The subtitle is “top 10 wheeler dealer restoration projects” or words to that effect: I believe these 10 projects were chosen because they give the widest overall idea of some of the more general skills that are needed, should you undertake such a project for yourself.
If you are expecting a blow by blow account of each project you’re going to be sadly disappointed. The book, like the series, is restricted in what it can tell you in the space available. That said, the book has some real gems of advice and offers a few good ideas of just what you might expect to find by way of unexpected problems. It also offers a few words of advice on the 10 models chosen for the manual.
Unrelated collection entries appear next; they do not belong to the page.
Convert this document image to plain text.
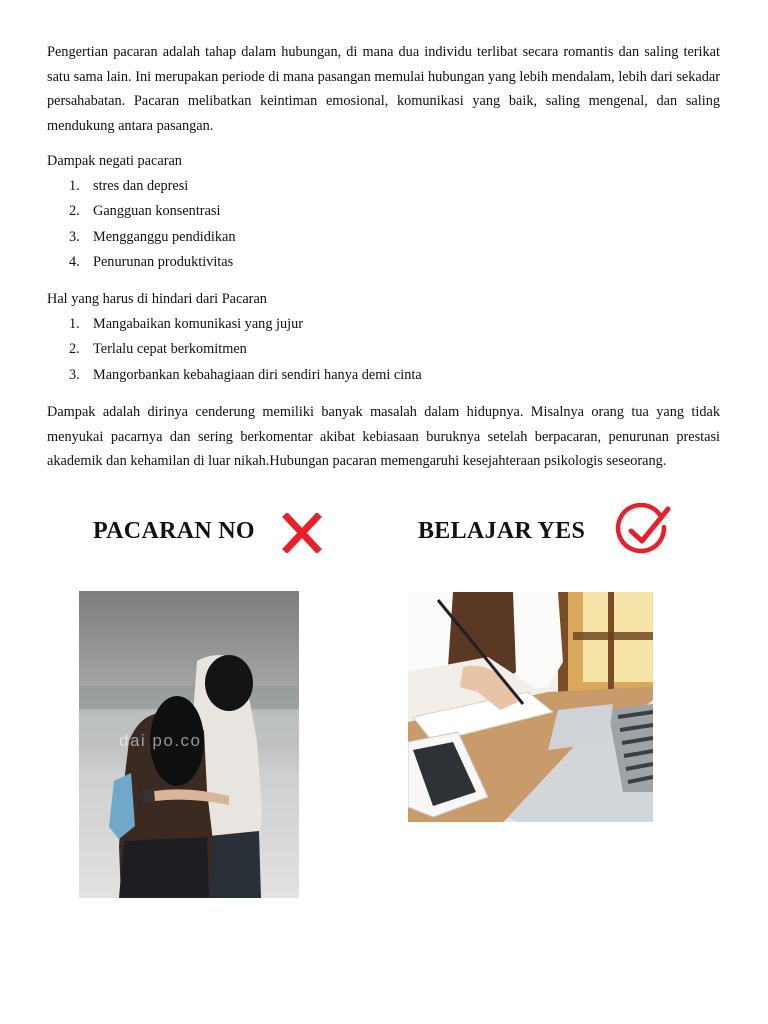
Pengertian pacaran adalah tahap dalam hubungan, di mana dua individu terlibat secara romantis dan saling terikat satu sama lain. Ini merupakan periode di mana pasangan memulai hubungan yang lebih mendalam, lebih dari sekadar persahabatan. Pacaran melibatkan keintiman emosional, komunikasi yang baik, saling mengenal, dan saling mendukung antara pasangan.

Dampak negati pacaran

1. stres dan depresi
2. Gangguan konsentrasi
3. Mengganggu pendidikan
4. Penurunan produktivitas

Hal yang harus di hindari dari Pacaran

1. Mangabaikan komunikasi yang jujur
2. Terlalu cepat berkomitmen
3. Mangorbankan kebahagiaan diri sendiri hanya demi cinta

Dampak adalah dirinya cenderung memiliki banyak masalah dalam hidupnya. Misalnya orang tua yang tidak menyukai pacarnya dan sering berkomentar akibat kebiasaan buruknya setelah berpacaran, penurunan prestasi akademik dan kehamilan di luar nikah.Hubungan pacaran memengaruhi kesejahteraan psikologis seseorang.

PACARAN NO	BELAJAR YES
dai po.co
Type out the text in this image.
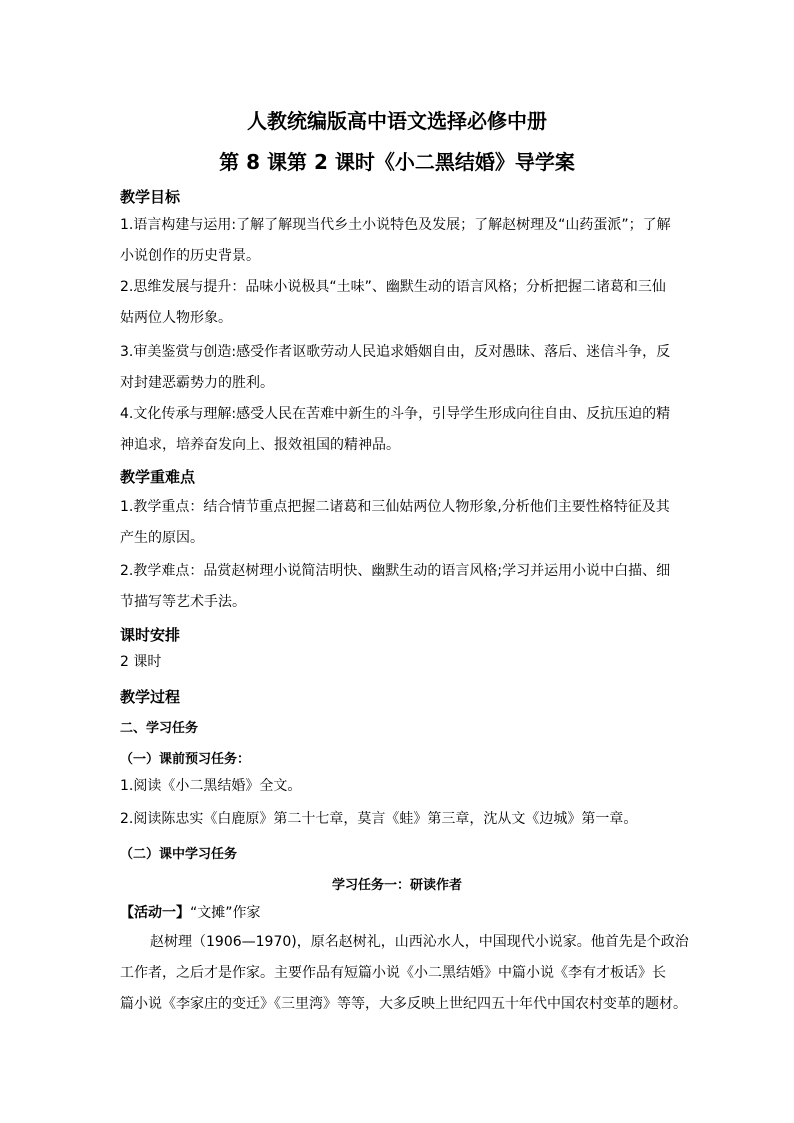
人教统编版高中语文选择必修中册
第 8 课第 2 课时《小二黑结婚》导学案
教学目标
1.语言构建与运用:了解了解现当代乡土小说特色及发展；了解赵树理及“山药蛋派”；了解
小说创作的历史背景。
2.思维发展与提升：品味小说极具“土味”、幽默生动的语言风格；分析把握二诸葛和三仙
姑两位人物形象。
3.审美鉴赏与创造:感受作者讴歌劳动人民追求婚姻自由，反对愚昧、落后、迷信斗争，反
对封建恶霸势力的胜利。
4.文化传承与理解:感受人民在苦难中新生的斗争，引导学生形成向往自由、反抗压迫的精
神追求，培养奋发向上、报效祖国的精神品。
教学重难点
1.教学重点：结合情节重点把握二诸葛和三仙姑两位人物形象,分析他们主要性格特征及其
产生的原因。
2.教学难点：品赏赵树理小说简洁明快、幽默生动的语言风格;学习并运用小说中白描、细
节描写等艺术手法。
课时安排
2 课时
教学过程
二、学习任务
（一）课前预习任务：
1.阅读《小二黑结婚》全文。
2.阅读陈忠实《白鹿原》第二十七章，莫言《蛙》第三章，沈从文《边城》第一章。
（二）课中学习任务
学习任务一：研读作者
【活动一】“文摊”作家
赵树理（1906—1970)，原名赵树礼，山西沁水人，中国现代小说家。他首先是个政治
工作者，之后才是作家。主要作品有短篇小说《小二黑结婚》中篇小说《李有才板话》长
篇小说《李家庄的变迁》《三里湾》等等，大多反映上世纪四五十年代中国农村变革的题材。
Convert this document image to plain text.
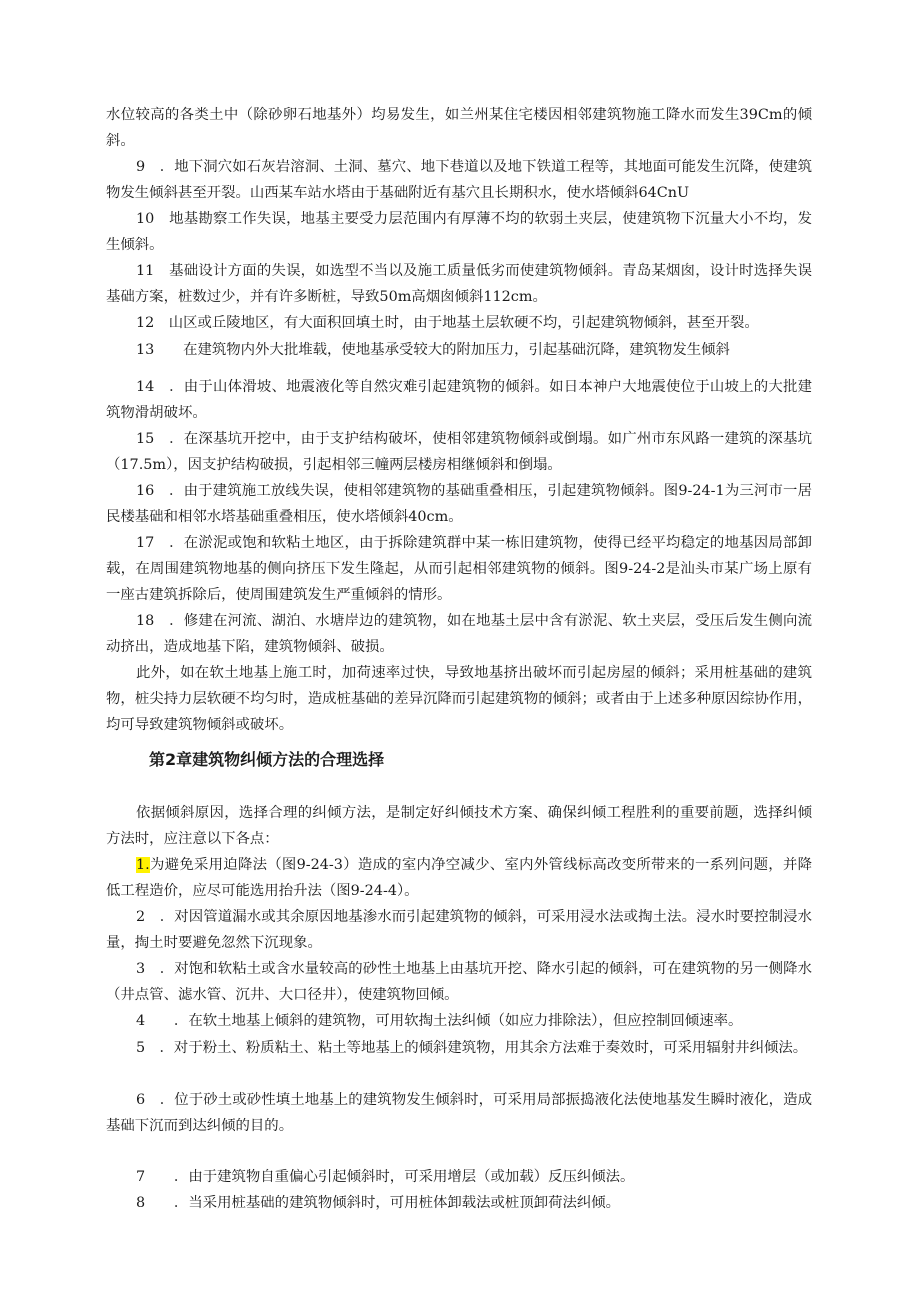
水位较高的各类土中（除砂卵石地基外）均易发生，如兰州某住宅楼因相邻建筑物施工降水而发生39Cm的倾斜。

9　．地下洞穴如石灰岩溶洞、土洞、墓穴、地下巷道以及地下铁道工程等，其地面可能发生沉降，使建筑物发生倾斜甚至开裂。山西某车站水塔由于基础附近有基穴且长期积水，使水塔倾斜64CnU

10　地基勘察工作失误，地基主要受力层范围内有厚薄不均的软弱土夹层，使建筑物下沉量大小不均，发生倾斜。

11　基础设计方面的失误，如选型不当以及施工质量低劣而使建筑物倾斜。青岛某烟囱，设计时选择失误基础方案，桩数过少，并有许多断桩，导致50m高烟囱倾斜112cm。

12　山区或丘陵地区，有大面积回填土时，由于地基土层软硬不均，引起建筑物倾斜，甚至开裂。

13　　在建筑物内外大批堆载，使地基承受较大的附加压力，引起基础沉降，建筑物发生倾斜

14　．由于山体滑坡、地震液化等自然灾难引起建筑物的倾斜。如日本神户大地震使位于山坡上的大批建筑物滑胡破坏。

15　．在深基坑开挖中，由于支护结构破坏，使相邻建筑物倾斜或倒塌。如广州市东风路一建筑的深基坑（17.5m），因支护结构破损，引起相邻三幢两层楼房相继倾斜和倒塌。

16　．由于建筑施工放线失误，使相邻建筑物的基础重叠相压，引起建筑物倾斜。图9-24-1为三河市一居民楼基础和相邻水塔基础重叠相压，使水塔倾斜40cm。

17　．在淤泥或饱和软粘土地区，由于拆除建筑群中某一栋旧建筑物，使得已经平均稳定的地基因局部卸载，在周围建筑物地基的侧向挤压下发生隆起，从而引起相邻建筑物的倾斜。图9-24-2是汕头市某广场上原有一座古建筑拆除后，使周围建筑发生严重倾斜的情形。

18　．修建在河流、湖泊、水塘岸边的建筑物，如在地基土层中含有淤泥、软土夹层，受压后发生侧向流动挤出，造成地基下陷，建筑物倾斜、破损。

此外，如在软土地基上施工时，加荷速率过快，导致地基挤出破坏而引起房屋的倾斜；采用桩基础的建筑物，桩尖持力层软硬不均匀时，造成桩基础的差异沉降而引起建筑物的倾斜；或者由于上述多种原因综协作用，均可导致建筑物倾斜或破坏。

第2章建筑物纠倾方法的合理选择

依据倾斜原因，选择合理的纠倾方法，是制定好纠倾技术方案、确保纠倾工程胜利的重要前题，选择纠倾方法时，应注意以下各点：

1.为避免采用迫降法（图9-24-3）造成的室内净空减少、室内外管线标高改变所带来的一系列问题，并降低工程造价，应尽可能选用抬升法（图9-24-4）。

2　．对因管道漏水或其余原因地基渗水而引起建筑物的倾斜，可采用浸水法或掏土法。浸水时要控制浸水量，掏土时要避免忽然下沉现象。

3　．对饱和软粘土或含水量较高的砂性土地基上由基坑开挖、降水引起的倾斜，可在建筑物的另一侧降水（井点管、滤水管、沉井、大口径井），使建筑物回倾。

4　　．在软土地基上倾斜的建筑物，可用软掏土法纠倾（如应力排除法），但应控制回倾速率。

5　．对于粉土、粉质粘土、粘土等地基上的倾斜建筑物，用其余方法难于奏效时，可采用辐射井纠倾法。

6　．位于砂土或砂性填土地基上的建筑物发生倾斜时，可采用局部振捣液化法使地基发生瞬时液化，造成基础下沉而到达纠倾的目的。

7　　．由于建筑物自重偏心引起倾斜时，可采用增层（或加载）反压纠倾法。

8　　．当采用桩基础的建筑物倾斜时，可用桩体卸载法或桩顶卸荷法纠倾。
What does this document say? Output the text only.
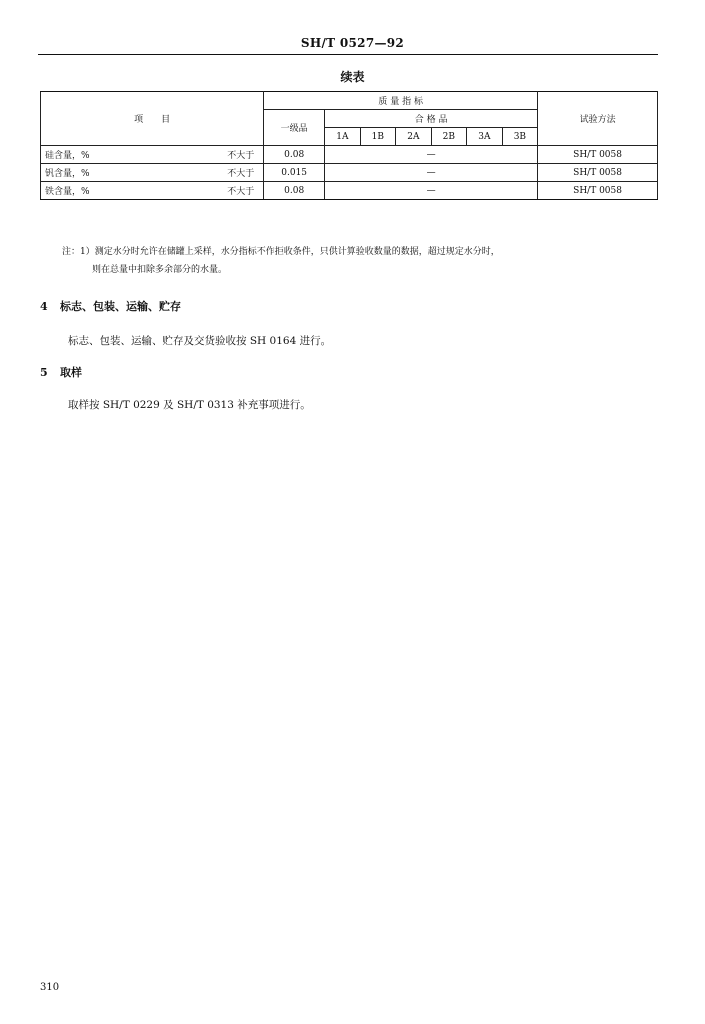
SH/T 0527—92
续表
项　　目	质 量 指 标							试验方法
	一级品	合 格 品						
		1A	1B	2A	2B	3A	3B	
硅含量，% 不大于	0.08	—						SH/T 0058
钒含量，% 不大于	0.015	—						SH/T 0058
铁含量，% 不大于	0.08	—						SH/T 0058
注：1）测定水分时允许在储罐上采样，水分指标不作拒收条件，只供计算验收数量的数据，超过规定水分时，
则在总量中扣除多余部分的水量。
4 标志、包装、运输、贮存
标志、包装、运输、贮存及交货验收按 SH 0164 进行。
5 取样
取样按 SH/T 0229 及 SH/T 0313 补充事项进行。
310
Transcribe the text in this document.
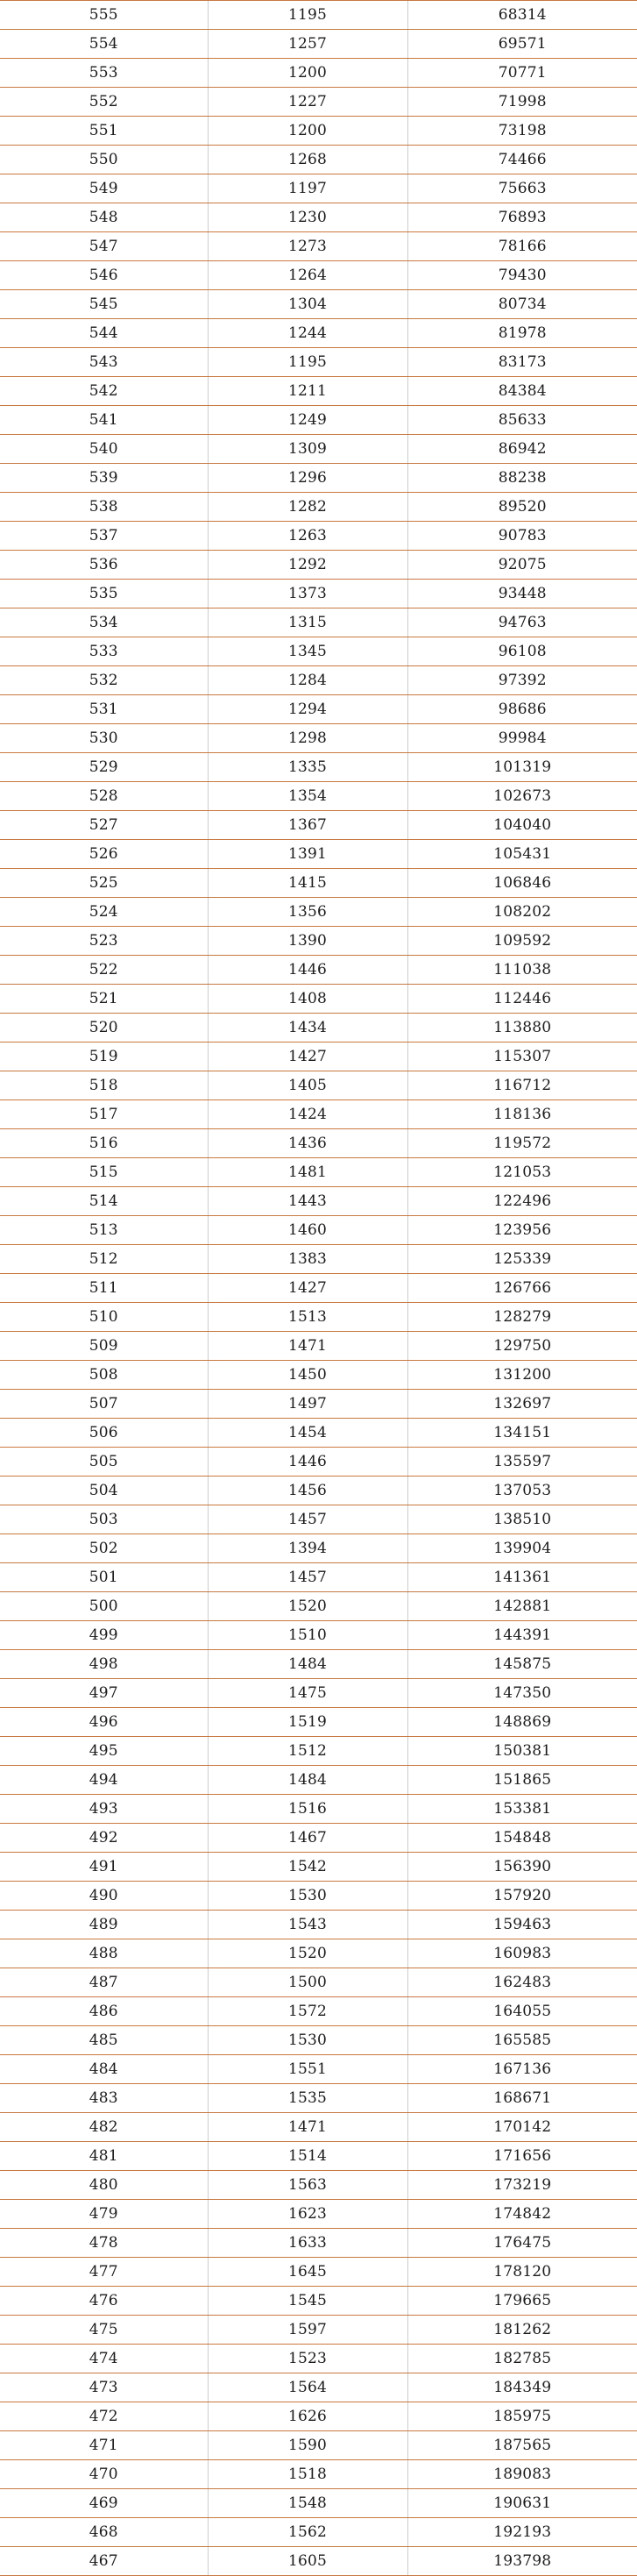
555	1195	68314
554	1257	69571
553	1200	70771
552	1227	71998
551	1200	73198
550	1268	74466
549	1197	75663
548	1230	76893
547	1273	78166
546	1264	79430
545	1304	80734
544	1244	81978
543	1195	83173
542	1211	84384
541	1249	85633
540	1309	86942
539	1296	88238
538	1282	89520
537	1263	90783
536	1292	92075
535	1373	93448
534	1315	94763
533	1345	96108
532	1284	97392
531	1294	98686
530	1298	99984
529	1335	101319
528	1354	102673
527	1367	104040
526	1391	105431
525	1415	106846
524	1356	108202
523	1390	109592
522	1446	111038
521	1408	112446
520	1434	113880
519	1427	115307
518	1405	116712
517	1424	118136
516	1436	119572
515	1481	121053
514	1443	122496
513	1460	123956
512	1383	125339
511	1427	126766
510	1513	128279
509	1471	129750
508	1450	131200
507	1497	132697
506	1454	134151
505	1446	135597
504	1456	137053
503	1457	138510
502	1394	139904
501	1457	141361
500	1520	142881
499	1510	144391
498	1484	145875
497	1475	147350
496	1519	148869
495	1512	150381
494	1484	151865
493	1516	153381
492	1467	154848
491	1542	156390
490	1530	157920
489	1543	159463
488	1520	160983
487	1500	162483
486	1572	164055
485	1530	165585
484	1551	167136
483	1535	168671
482	1471	170142
481	1514	171656
480	1563	173219
479	1623	174842
478	1633	176475
477	1645	178120
476	1545	179665
475	1597	181262
474	1523	182785
473	1564	184349
472	1626	185975
471	1590	187565
470	1518	189083
469	1548	190631
468	1562	192193
467	1605	193798
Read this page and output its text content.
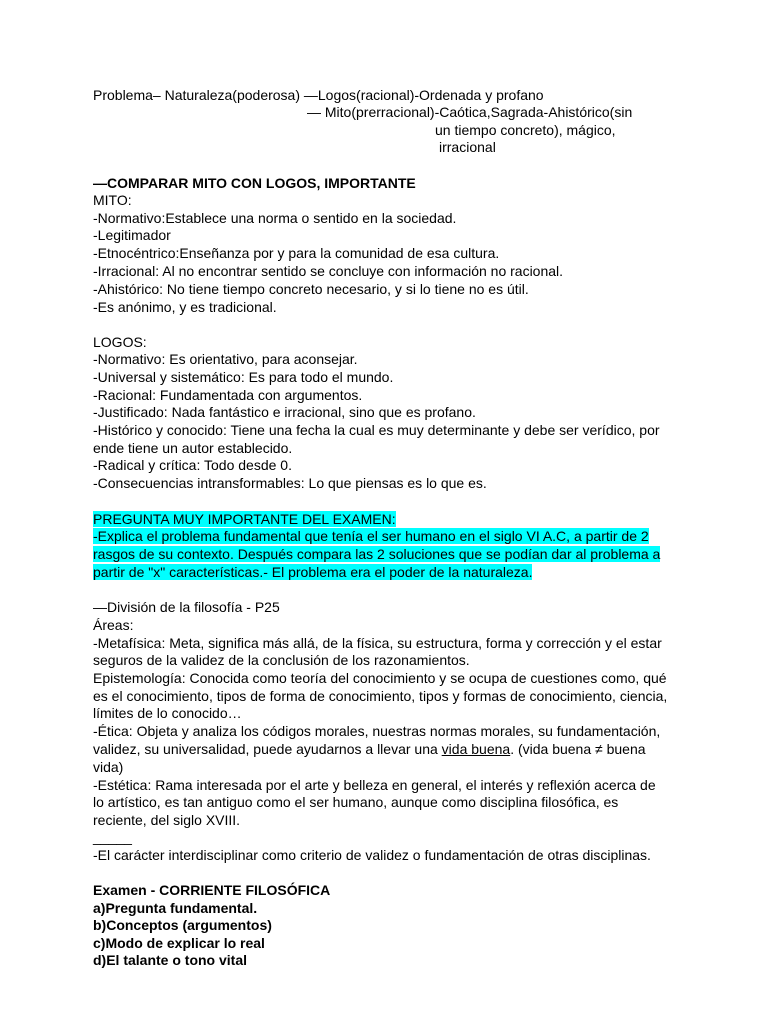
Problema– Naturaleza(poderosa) —Logos(racional)-Ordenada y profano
— Mito(prerracional)-Caótica,Sagrada-Ahistórico(sin
un tiempo concreto), mágico,
irracional
—COMPARAR MITO CON LOGOS, IMPORTANTE
MITO:
-Normativo:Establece una norma o sentido en la sociedad.
-Legitimador
-Etnocéntrico:Enseñanza por y para la comunidad de esa cultura.
-Irracional: Al no encontrar sentido se concluye con información no racional.
-Ahistórico: No tiene tiempo concreto necesario, y si lo tiene no es útil.
-Es anónimo, y es tradicional.
LOGOS:
-Normativo: Es orientativo, para aconsejar.
-Universal y sistemático: Es para todo el mundo.
-Racional: Fundamentada con argumentos.
-Justificado: Nada fantástico e irracional, sino que es profano.
-Histórico y conocido: Tiene una fecha la cual es muy determinante y debe ser verídico, por
ende tiene un autor establecido.
-Radical y crítica: Todo desde 0.
-Consecuencias intransformables: Lo que piensas es lo que es.
PREGUNTA MUY IMPORTANTE DEL EXAMEN:
-Explica el problema fundamental que tenía el ser humano en el siglo VI A.C, a partir de 2
rasgos de su contexto. Después compara las 2 soluciones que se podían dar al problema a
partir de "x" características.- El problema era el poder de la naturaleza.
—División de la filosofía - P25
Áreas:
-Metafísica: Meta, significa más allá, de la física, su estructura, forma y corrección y el estar
seguros de la validez de la conclusión de los razonamientos.
Epistemología: Conocida como teoría del conocimiento y se ocupa de cuestiones como, qué
es el conocimiento, tipos de forma de conocimiento, tipos y formas de conocimiento, ciencia,
límites de lo conocido…
-Ética: Objeta y analiza los códigos morales, nuestras normas morales, su fundamentación,
validez, su universalidad, puede ayudarnos a llevar una vida buena. (vida buena ≠ buena
vida)
-Estética: Rama interesada por el arte y belleza en general, el interés y reflexión acerca de
lo artístico, es tan antiguo como el ser humano, aunque como disciplina filosófica, es
reciente, del siglo XVIII.
_____
-El carácter interdisciplinar como criterio de validez o fundamentación de otras disciplinas.
Examen - CORRIENTE FILOSÓFICA
a)Pregunta fundamental.
b)Conceptos (argumentos)
c)Modo de explicar lo real
d)El talante o tono vital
I really enjoyed the book, drooling over the Lamborghini Urraco and the DKW Amphicar, which I’ll never be able to afford: but hey, I can dream. And I guess this is really what the book (and the TV series) is all about. Dreaming of the cars you saw as a youngster that are now only available as expensive restored motors or as affordable cars requiring a bit of know how to bring them up to a useable standard and possibly even selling them on at a small profit. I must say, I’m very sceptical of the Wheeler Dealer accounting methods as they don’t include labour costs: but if you’re doing it as a hobby that might make money rather than consume it, perhaps that’s fair enough.
The book was a good read, and quite entertaining, but I really feel that it was badly let down by some very poor images. Most were too small, and many were very dark so the detail couldn’t really be seen. The text was a ‘chatty’ style very much like the series itself, with both Mike and Edd offering a few words on each project. If you have seen the series, this book would add little to your technical knowledge.
I’d say this book would make a great present for a car enthusiast, or for someone considering purchasing their first restoration: it certainly isn’t as dry as many of the model specific restoration manuals out there, and if it inspires you to take on a project, even better.
3 anchors from me; take it all at face value and don’t expect too much technical advice or information.